Le président de la République, sir Anerood Jugnauth, cible trois fléaux majeurs affectant la société – le gaspillage des fonds publics, la fraude et la corruption, ainsi que la drogue – pour articuler son message à la population à l’occasion de la Noël. Il assaisonne le tout avec une mise en garde contre la dégradation sociale devenue un enjeu pour la sécurité des touristes. 
Il est un fait que, dans la conjoncture politique, le message du Président à la télévision, hier soir, a été suivi avec une attention particulière.
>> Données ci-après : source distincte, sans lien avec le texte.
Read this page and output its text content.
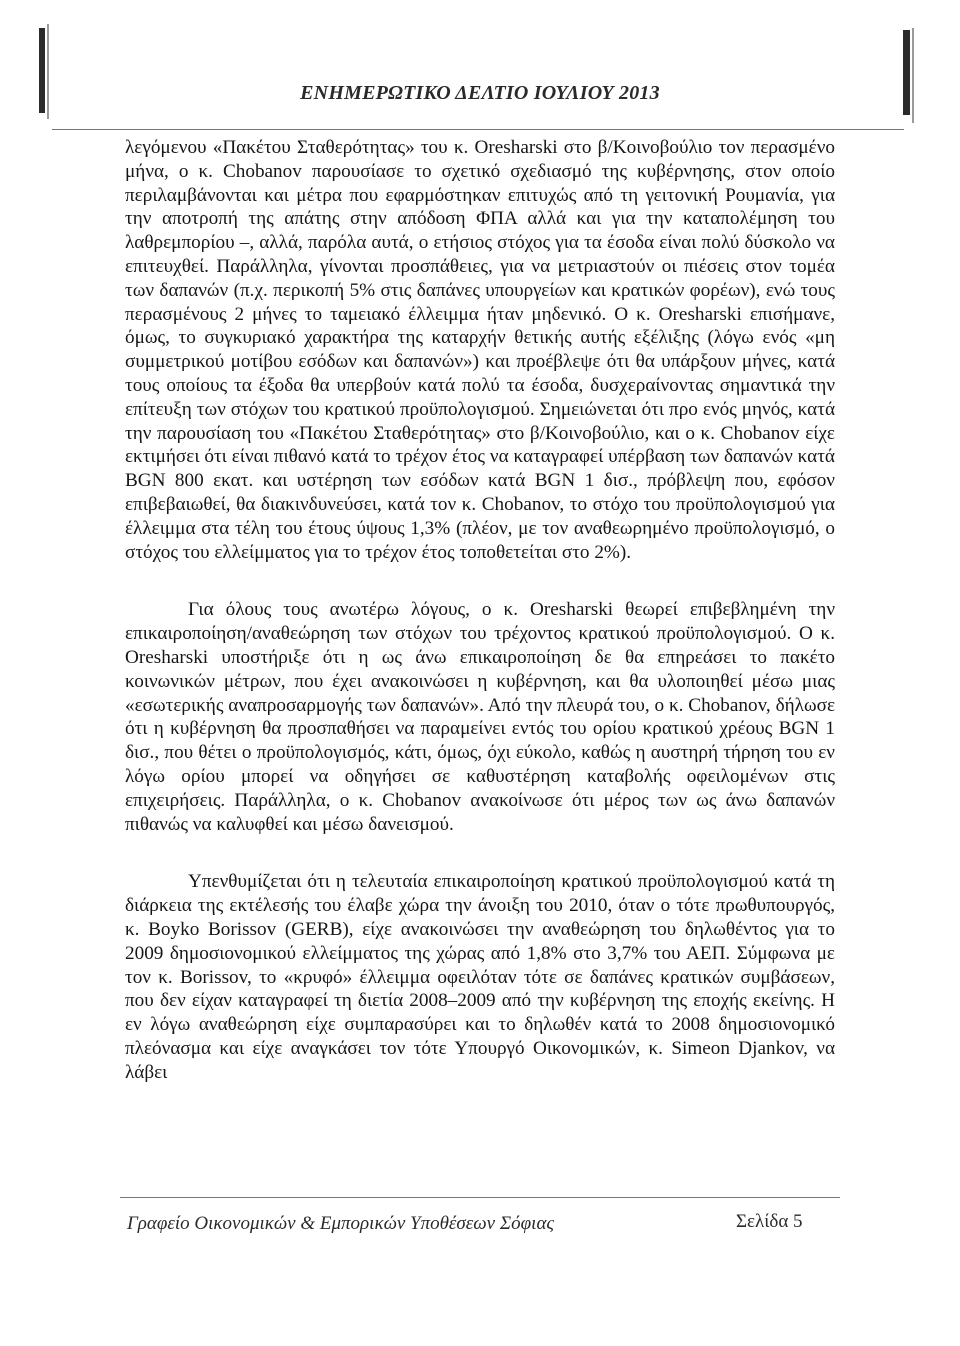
ΕΝΗΜΕΡΩΤΙΚΟ ΔΕΛΤΙΟ ΙΟΥΛΙΟΥ 2013

λεγόμενου «Πακέτου Σταθερότητας» του κ. Oresharski στο β/Κοινοβούλιο τον περασμένο μήνα, ο κ. Chobanov παρουσίασε το σχετικό σχεδιασμό της κυβέρνησης, στον οποίο περιλαμβάνονται και μέτρα που εφαρμόστηκαν επιτυχώς από τη γειτονική Ρουμανία, για την αποτροπή της απάτης στην απόδοση ΦΠΑ αλλά και για την καταπολέμηση του λαθρεμπορίου –, αλλά, παρόλα αυτά, ο ετήσιος στόχος για τα έσοδα είναι πολύ δύσκολο να επιτευχθεί. Παράλληλα, γίνονται προσπάθειες, για να μετριαστούν οι πιέσεις στον τομέα των δαπανών (π.χ. περικοπή 5% στις δαπάνες υπουργείων και κρατικών φορέων), ενώ τους περασμένους 2 μήνες το ταμειακό έλλειμμα ήταν μηδενικό. Ο κ. Oresharski επισήμανε, όμως, το συγκυριακό χαρακτήρα της καταρχήν θετικής αυτής εξέλιξης (λόγω ενός «μη συμμετρικού μοτίβου εσόδων και δαπανών») και προέβλεψε ότι θα υπάρξουν μήνες, κατά τους οποίους τα έξοδα θα υπερβούν κατά πολύ τα έσοδα, δυσχεραίνοντας σημαντικά την επίτευξη των στόχων του κρατικού προϋπολογισμού. Σημειώνεται ότι προ ενός μηνός, κατά την παρουσίαση του «Πακέτου Σταθερότητας» στο β/Κοινοβούλιο, και ο κ. Chobanov είχε εκτιμήσει ότι είναι πιθανό κατά το τρέχον έτος να καταγραφεί υπέρβαση των δαπανών κατά BGN 800 εκατ. και υστέρηση των εσόδων κατά BGN 1 δισ., πρόβλεψη που, εφόσον επιβεβαιωθεί, θα διακινδυνεύσει, κατά τον κ. Chobanov, το στόχο του προϋπολογισμού για έλλειμμα στα τέλη του έτους ύψους 1,3% (πλέον, με τον αναθεωρημένο προϋπολογισμό, ο στόχος του ελλείμματος για το τρέχον έτος τοποθετείται στο 2%).

Για όλους τους ανωτέρω λόγους, ο κ. Oresharski θεωρεί επιβεβλημένη την επικαιροποίηση/αναθεώρηση των στόχων του τρέχοντος κρατικού προϋπολογισμού. Ο κ. Oresharski υποστήριξε ότι η ως άνω επικαιροποίηση δε θα επηρεάσει το πακέτο κοινωνικών μέτρων, που έχει ανακοινώσει η κυβέρνηση, και θα υλοποιηθεί μέσω μιας «εσωτερικής αναπροσαρμογής των δαπανών». Από την πλευρά του, ο κ. Chobanov, δήλωσε ότι η κυβέρνηση θα προσπαθήσει να παραμείνει εντός του ορίου κρατικού χρέους BGN 1 δισ., που θέτει ο προϋπολογισμός, κάτι, όμως, όχι εύκολο, καθώς η αυστηρή τήρηση του εν λόγω ορίου μπορεί να οδηγήσει σε καθυστέρηση καταβολής οφειλομένων στις επιχειρήσεις. Παράλληλα, ο κ. Chobanov ανακοίνωσε ότι μέρος των ως άνω δαπανών πιθανώς να καλυφθεί και μέσω δανεισμού.

Υπενθυμίζεται ότι η τελευταία επικαιροποίηση κρατικού προϋπολογισμού κατά τη διάρκεια της εκτέλεσής του έλαβε χώρα την άνοιξη του 2010, όταν ο τότε πρωθυπουργός, κ. Boyko Borissov (GERB), είχε ανακοινώσει την αναθεώρηση του δηλωθέντος για το 2009 δημοσιονομικού ελλείμματος της χώρας από 1,8% στο 3,7% του ΑΕΠ. Σύμφωνα με τον κ. Borissov, το «κρυφό» έλλειμμα οφειλόταν τότε σε δαπάνες κρατικών συμβάσεων, που δεν είχαν καταγραφεί τη διετία 2008–2009 από την κυβέρνηση της εποχής εκείνης. Η εν λόγω αναθεώρηση είχε συμπαρασύρει και το δηλωθέν κατά το 2008 δημοσιονομικό πλεόνασμα και είχε αναγκάσει τον τότε Υπουργό Οικονομικών, κ. Simeon Djankov, να λάβει

Γραφείο Οικονομικών & Εμπορικών Υποθέσεων Σόφιας	Σελίδα 5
Il n’a pas manqué de faire état de l’urgence de la situation sur le front économique en suggérant à la population que l’heure de « serre ceinture » pourrait sonner déjà.
A peine avait-il entamé son intervention en félicitant ceux qui ont réussi aux récents examens du Certificate of Primary Education (CPE) et en soulignant l’importance de l’éducation que le Président a enchaîné coup sur coup avec les principaux fléaux affectant la société mauricienne, après avoir lâché que « zotte pou dakor avek mwa, si mo dir qui nou bizin serre ceinture avek sityasyon ékonomik difisil ki pe guette nou. »
D’abord, sir Anerood s’attaque au gaspillage dans la fonction publique. « Le gaspillage dans la fonction publique doit cesser. Nous devrons rendre plus sévères les lois en vigueur en vue de sanctionner le gaspillage des fonds dans le service Civil« , en ajoutant que dans d’autres pays au monde, les coupables de mauvaise gestion doivent assumer la responsabilité de leurs fautes.
« L’heure est venue pour sanctionner ceux qui font perdre au gouvernement des millions et des millions. Si ou pa konne travay, abé ou bizin ran kompt. Larzan guvernma sé ou larzan. Ou pa kapav paie dimunn pou zette larzan par la fenet », s’insurge le Président.
Sir Anerood aborde, ensuite, le problème de la corruption avec des phrase incisives. « Korupsyon usi pe pran ène lampler grandissant. Nou bizin arrête sa monstre-là, avan ki arrive trop tar. Sa li ène mal ki pou détruire nou sosyété », poursuit-il en faisant état des efforts du gouvernement pour créer une société plus juste. « Mais koripsyon bizin arrête, » s’appesantit-il en lançant un appel à la population pour dénoncer sans crainte les actes de corruption.
L’ampleur de la drogue à Maurice ajoute aux appréhensions du Président. « Ene lot mal de nou sosyété, sé la drog, ki pe pran ène l’ampler ekstraordiner », dit sir Anerood, qui confirme la percée de la drogue dans les villages. 
La mise en garde s’adresse aux autorités ainsi qu’à la population: « Mo pe attire l’attention banne otorité ek la popilasyon, pu ki sakène pran so responsabilité pou mette ène frein à sa fléo-là. »
Les autorités sont également prises à partie dans le message de Noël du Président sur le plan du Law and Order. « Avec la dégradation de l’environnement social, la sécurité des touristes est devenue un véritable enjeu. Chaque Mauricien doit prendre conscience que sans sécurité, l’industrie du tourisme s’écroule. Alor, ki li lotorité, ki li ène individu, sakène bizin fer de sorte ki turis senti zotte an sékirité dan nou pays », fait-il comprendre sans détour.
Dans la dernière partie de son intervention, le Président s’adresse aux parents, plus particulièrement aux aînés, en vue d’assurer la transmission des valeurs morales aux jeunes. « Si aujourd’hui, nous sommes confrontés à autant de délinquance dans la société c’est en raison d’un manque de dialogue entre parents et enfants, et également d’un manque de surveillance. Quand vous voyez des enfants de 13 à 14 ans tombées enceintes, vous devrez réfléchir deux fois sur l’éducation que nous les pourvoyons. Quel avenir pour ces enfants?, » s’est-il interrogé.
Avant de faire un appel à une politique de rigueur dans la vie, le Président met le doigt sur le problème du surendettement des ménages avec un taux de 20% de la population, contre 14% auparavant, et des répercussions du rechauffement climatique dans le monde.